Friday, February 5, 2010

About Paint

We used oil paints in the painting studio at school in the fifties. The acrylic paints I choose to use now don’t have the delicious smell or buttery feel or the depth and opulence of oil paint. Neither are they accompanied by the fumes of the turpentine that we used back then to thin our paint and clean our brushes. There are some fume-less, odorless thinners now and more variety of oils than the single linseed we used back then and some other interesting additions to what the painter can use to manage the look, drying time and toxicity of her materials. But mostly, oil painting now is very much like what it was during the time of Rembrandt and many artists appreciate that connection to the past and the tradition, to say nothing of being hooked on the feel of the paint.

Acrylics are still being developed intensively and have evolved into an amazingly versatile medium. Does anybody remember a comic strip called Li’l Abner? There was a character called the Shmoo, shaped like a soft bowling pin. See what one looks like at  Wikipedia. “Shmoos are delicious to eat, and are eager to be eaten. If a human looks at one hungrily, it will happily immolate itself, either by jumping into a frying pan, after which they taste like chicken, or into a broiling pan, after which they taste like steak. When roasted they taste like pork, and when baked they taste like catfish. (Raw, they taste like oysters on the half-shell.)”

Acrylics are like the shmoo. They can look be made to look like watercolor, oil paint, gouache or encaustic. There are additives to build texture, to adjust drying time, mediums to change the viscosity and make transparent glazes, extend the paint and more materials of assistance to the artist than can be listed here.

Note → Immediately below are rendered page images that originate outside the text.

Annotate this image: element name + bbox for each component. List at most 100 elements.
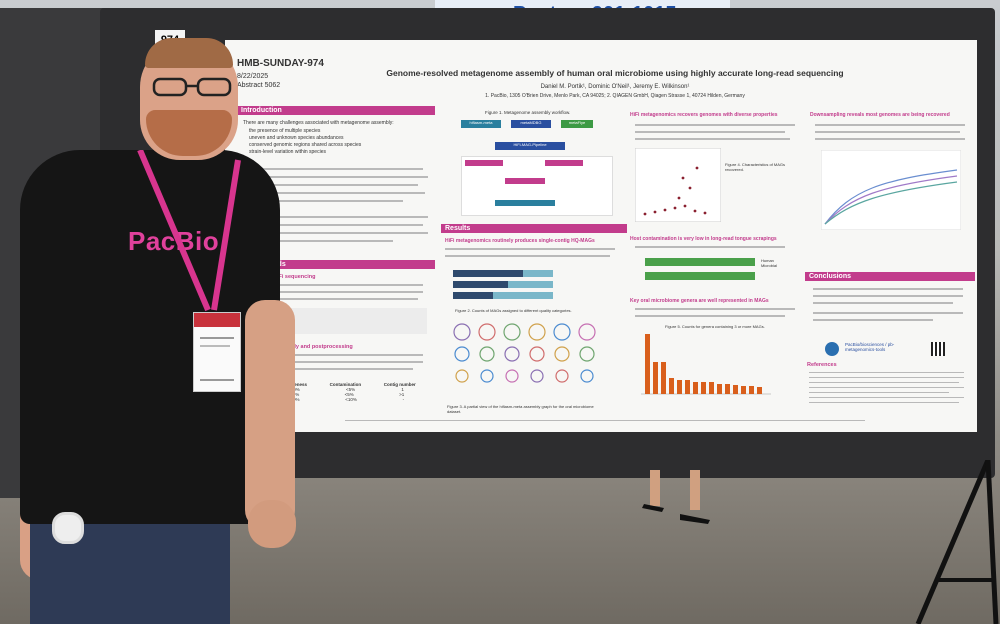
contig-circle [555, 369, 569, 383]
text-line [635, 315, 785, 317]
contig-circle [505, 369, 519, 383]
chart-bar [693, 382, 698, 394]
text-line [635, 308, 795, 310]
downsampling-curve-figure [821, 150, 961, 230]
contig-circle [580, 369, 594, 383]
section-header-conclusions: Conclusions [805, 272, 975, 281]
text-line [635, 246, 785, 248]
assembly-graph-figure [453, 323, 596, 383]
poster-authors: Daniel M. Portik¹, Dominic O'Neil¹, Jere… [540, 84, 690, 90]
text-line [273, 361, 423, 363]
text-line [243, 184, 418, 186]
scatter-point [681, 176, 685, 180]
figure-3-caption: Figure 3. A partial view of the hifiasm-… [447, 404, 594, 414]
text-line [243, 224, 423, 226]
text-line [273, 291, 423, 293]
chart-bar [757, 387, 762, 394]
text-line [243, 232, 428, 234]
scatter-point [695, 166, 699, 170]
pipeline-box: HiFi-MAG-Pipeline [495, 142, 565, 150]
table-cell: <5% [345, 387, 356, 392]
chart-bar [645, 334, 650, 394]
section-header-introduction: Introduction [237, 106, 435, 115]
text-line [815, 138, 965, 140]
legend-entry: Microbial [761, 263, 778, 268]
text-line [243, 200, 403, 202]
text-line [635, 138, 790, 140]
pacbio-logo-icon [825, 342, 839, 356]
contig-circle [454, 346, 470, 362]
section-header-methods: hods [265, 260, 435, 269]
chart-bar [669, 378, 674, 394]
table-header: Contamination [329, 382, 362, 387]
contig-circle [579, 346, 595, 362]
text-line [813, 312, 963, 314]
contig-circle [478, 323, 496, 341]
intro-bullets: the presence of multiple species uneven … [249, 128, 361, 156]
scatter-point [677, 196, 681, 200]
poster-affiliations: 1. PacBio, 1305 O'Brien Drive, Menlo Par… [485, 93, 745, 99]
contig-circle [503, 323, 521, 341]
text-line [273, 354, 423, 356]
stacked-bar-segment [523, 270, 553, 277]
text-line [809, 372, 964, 373]
table-header: Contig number [383, 382, 416, 387]
person-hair [145, 38, 233, 68]
chart-bar [677, 380, 682, 394]
workflow-step [465, 160, 503, 166]
scatter-point [653, 210, 657, 214]
stacked-bar-segment [453, 281, 508, 288]
subhead-hifi-sequencing: HiFi sequencing [273, 274, 316, 280]
chart-bar [661, 362, 666, 394]
tool-box: metaMDBG [511, 120, 551, 128]
text-line [813, 319, 933, 321]
mag-quality-stacked-bars [453, 270, 553, 299]
host-legend: Human Microbial [761, 258, 777, 268]
poster-abstract-number: Abstract 5062 [237, 82, 281, 89]
easel-stand [915, 460, 999, 624]
table-cell: - [402, 397, 405, 402]
contig-circle [504, 346, 520, 362]
smartwatch-icon [52, 512, 84, 544]
scatter-point [703, 211, 707, 215]
contig-circle [578, 323, 596, 341]
text-line [243, 176, 428, 178]
qr-code-icon [931, 342, 945, 356]
intro-bullet: the presence of multiple species [249, 128, 321, 134]
chart-bar [701, 382, 706, 394]
text-line [809, 392, 949, 393]
tool-box: hifiasm-meta [461, 120, 501, 128]
chart-bar [653, 362, 658, 394]
chart-bar [725, 384, 730, 394]
contig-circle [455, 369, 469, 383]
text-line [809, 387, 964, 388]
text-line [813, 295, 963, 297]
chart-bar [741, 386, 746, 394]
table-cell: <5% [344, 392, 354, 397]
curve-line [824, 175, 958, 225]
figure-1-caption: Figure 1. Metagenome assembly workflow. [485, 110, 571, 115]
intro-bullet: conserved genomic regions shared across … [249, 142, 362, 148]
workflow-step [505, 178, 545, 184]
text-line [815, 124, 965, 126]
person-beard [146, 110, 232, 156]
text-line [273, 368, 413, 370]
chart-bar [733, 385, 738, 394]
genera-bar-chart [641, 334, 771, 395]
text-line [243, 216, 428, 218]
stacked-bar-segment [453, 270, 523, 277]
scatter-point [673, 206, 677, 210]
pacbio-github-handle: PacBio/biosciences / pb-metagenomics-too… [845, 342, 895, 352]
scatter-point [688, 186, 692, 190]
section-header-references: References [807, 362, 837, 368]
curve-line [824, 181, 958, 225]
text-line [273, 284, 423, 286]
scatter-point [693, 209, 697, 213]
chart-bar [709, 382, 714, 394]
tool-box: metaFlye [561, 120, 593, 128]
workflow-step [545, 160, 583, 166]
contig-circle [528, 323, 546, 341]
figure-4-caption: Figure 4. Characteristics of MAGs recove… [725, 162, 786, 172]
subhead-key-oral: Key oral microbiome genera are well repr… [630, 298, 769, 304]
scatter-plot-figure [635, 148, 721, 222]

Acrylics are fast drying allowing the creator to layer his paint, make corrections and zip along without delay. The thicker mediums are good for adhering collage elements. Acrylics can be applied to an almost any kind of surface. We never had it so good.

Today facts and instruction about paints, painting and every kind of artist material and medium and process are available in the form of books, workshops, tutorials on disk and on the web. There is a wealth of information about techniques unknown to us as students, and directions for making little miracles happen with modern and traditional materials that are ours for the taking. One would have to be cloned several times over to examine it all.

I still miss the fragrance of oil paint. I brought home the still wet paintings I was working on at school — on the subway, no less. My bedroom was tiny; there was a bed, a dresser and a night table and some awful teen-age messiness plus a fairly large drawing table and a pretty big easel. My father would storm into my room at night shouting “Are you trying to kill yourself?” and he would open my windows. I didn’t want to let the cold in and I didn’t notice the fumes. The plants on my windowsill withered but I survived to paint another day.

The image above is a giclee of Structures, 2008,  8.5 x 11". For information about any of the paintings seen on this site please email Joan.

1 comment:

  1. Hi, Joan. I really like posts like this one because it opens a window into an artist's studio for those of us who are art lovers, but not practitioners (I mean I can't even write my name legibly, let alone paint or draw). You conjure up the smell and texture of the painter's work materials very nicely.

    Love the anecdote about the oil paintings in your room. I can just imagine your dad flinging the window open.